В мои намерения не входило прочесть ее от корки до корки. Отнюдь. Мне было нужно всего лишь несколько фраз – что-нибудь достаточно яркое и сильное, чтобы перебить тягостное впечатление от слов из письма, по-прежнему вертевшихся у меня в голове. Как говорится, клин клином. Пара предложений, максимум страница, и я наконец-то смогу заснуть.
Я сняла суперобложку и убрала ее в выдвижной ящик тумбочки, специально предназначенный для таких целей. Перчатки перчатками, а дополнительные предосторожности не помешают. Раскрыв книгу, я первым делом приблизила ее к лицу и втянула воздух носом. Характерный кисловато-сухой запах – чтобы не сказать вкус – старых книг.
Итак, пролог. Всего несколько строк.
Но, едва пробежав глазами первую фразу, я очутилась в западне.
Все дети мифологизируют свое появление на свет. Так уж мы устроены. Хотите лучше понять человека, увидеть его истинную сущность? Попросите его рассказать о собственном рождении. То, что вы услышите в ответ, не будет правдой; это будет фантастическая история. Но именно из таких историй мы узнаем самое главное.
Я будто нырнула в омут.
Крестьяне и принцессы, бейлифы и поварята, купцы и русалки – все герои были легко узнаваемы. Я встречала эти сюжеты сотни, тысячи раз прежде. Истории из числа тех, что знакомы каждому с детства. Но по мере чтения герои представали в новом свете. Они изменялись буквально на глазах. Это были уже не раскрашенные куклы из моих детских книжек с картинками, механически выполняющие предписанные сюжетом действия. Это были люди. Кровь из пальца принцессы, который она поранила, дотронувшись до колеса прялки, была теплой и липкой, и эта кровь оставила на ее языке привкус металла, когда принцесса лизнула ранку, прежде чем погрузиться в бесконечно долгий сон. Соленые слезы прожгли извилистые ручейки на щеках старого короля, когда он увидел свою любимую дочь впавшей в бесчувствие. Все сказки были проникнуты совсем не сказочным настроением.

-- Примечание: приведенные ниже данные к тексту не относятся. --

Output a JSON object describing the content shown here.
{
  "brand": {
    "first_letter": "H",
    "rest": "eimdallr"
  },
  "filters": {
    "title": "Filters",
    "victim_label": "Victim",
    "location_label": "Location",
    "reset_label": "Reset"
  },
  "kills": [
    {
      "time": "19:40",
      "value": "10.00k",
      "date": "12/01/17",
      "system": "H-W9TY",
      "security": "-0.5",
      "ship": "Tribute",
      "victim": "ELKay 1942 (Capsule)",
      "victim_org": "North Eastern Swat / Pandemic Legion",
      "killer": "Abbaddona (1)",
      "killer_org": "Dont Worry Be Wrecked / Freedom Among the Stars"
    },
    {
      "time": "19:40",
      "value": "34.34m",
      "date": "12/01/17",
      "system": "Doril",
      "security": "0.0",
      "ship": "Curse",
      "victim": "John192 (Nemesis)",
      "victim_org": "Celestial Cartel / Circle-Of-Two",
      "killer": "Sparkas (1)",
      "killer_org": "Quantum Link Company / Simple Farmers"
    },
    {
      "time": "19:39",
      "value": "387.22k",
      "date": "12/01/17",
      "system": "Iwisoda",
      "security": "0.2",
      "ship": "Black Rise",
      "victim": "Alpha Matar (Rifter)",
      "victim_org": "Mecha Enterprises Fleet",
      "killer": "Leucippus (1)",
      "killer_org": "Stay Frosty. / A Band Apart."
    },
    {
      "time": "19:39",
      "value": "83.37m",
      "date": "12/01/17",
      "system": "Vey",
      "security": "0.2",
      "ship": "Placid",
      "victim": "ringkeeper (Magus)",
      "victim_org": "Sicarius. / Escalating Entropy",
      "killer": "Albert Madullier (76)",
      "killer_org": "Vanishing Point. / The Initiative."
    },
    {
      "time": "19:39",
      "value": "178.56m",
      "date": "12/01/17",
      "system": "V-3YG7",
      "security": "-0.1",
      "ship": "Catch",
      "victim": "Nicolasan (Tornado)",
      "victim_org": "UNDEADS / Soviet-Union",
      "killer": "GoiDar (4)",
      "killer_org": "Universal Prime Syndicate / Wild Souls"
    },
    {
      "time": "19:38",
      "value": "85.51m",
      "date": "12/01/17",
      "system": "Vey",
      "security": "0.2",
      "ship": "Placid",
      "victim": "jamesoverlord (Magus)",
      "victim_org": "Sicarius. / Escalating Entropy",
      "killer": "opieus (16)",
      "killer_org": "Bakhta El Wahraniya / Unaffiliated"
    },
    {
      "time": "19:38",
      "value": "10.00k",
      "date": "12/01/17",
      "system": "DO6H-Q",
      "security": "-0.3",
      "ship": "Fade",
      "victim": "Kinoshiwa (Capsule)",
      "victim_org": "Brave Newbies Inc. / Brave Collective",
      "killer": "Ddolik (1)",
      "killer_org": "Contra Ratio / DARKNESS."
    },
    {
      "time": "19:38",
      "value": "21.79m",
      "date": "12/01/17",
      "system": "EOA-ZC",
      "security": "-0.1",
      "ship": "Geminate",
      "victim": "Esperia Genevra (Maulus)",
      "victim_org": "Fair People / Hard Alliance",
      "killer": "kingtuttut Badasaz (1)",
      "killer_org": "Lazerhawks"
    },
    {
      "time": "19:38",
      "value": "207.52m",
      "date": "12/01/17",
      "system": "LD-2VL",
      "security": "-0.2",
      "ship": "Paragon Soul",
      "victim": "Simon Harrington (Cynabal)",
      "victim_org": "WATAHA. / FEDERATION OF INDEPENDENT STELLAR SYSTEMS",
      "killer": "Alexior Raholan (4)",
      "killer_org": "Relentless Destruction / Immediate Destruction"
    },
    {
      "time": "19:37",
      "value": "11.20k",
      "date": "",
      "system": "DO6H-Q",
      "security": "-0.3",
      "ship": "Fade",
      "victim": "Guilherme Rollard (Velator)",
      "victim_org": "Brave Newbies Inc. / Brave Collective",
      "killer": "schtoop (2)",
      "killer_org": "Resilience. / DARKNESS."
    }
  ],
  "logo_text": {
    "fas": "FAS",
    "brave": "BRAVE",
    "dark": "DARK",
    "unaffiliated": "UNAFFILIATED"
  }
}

Под конец заветные желания персонажей исполнялись – беспробудная, казалось бы, красавица, к радости ее царственного родителя, пробуждалась от поцелуя какого-то иноземца, чудище сбрасывало опостылевшую шкуру и становилось внешне похожим на человека, русалка обретала ноги и вместе с ними способность ходить по земле, – но лишь с большим опозданием все они осознавали, какую цену им придется заплатить за попытки уйти от своей судьбы. Стандартная финальная формула «и с тех пор они жили долго и счастливо» не срабатывала. Судьба, поначалу представавшая благоразумной, склонной к уступкам и компромиссам особой, в финале безжалостно мстила героям за обретенное ими недолгое счастье.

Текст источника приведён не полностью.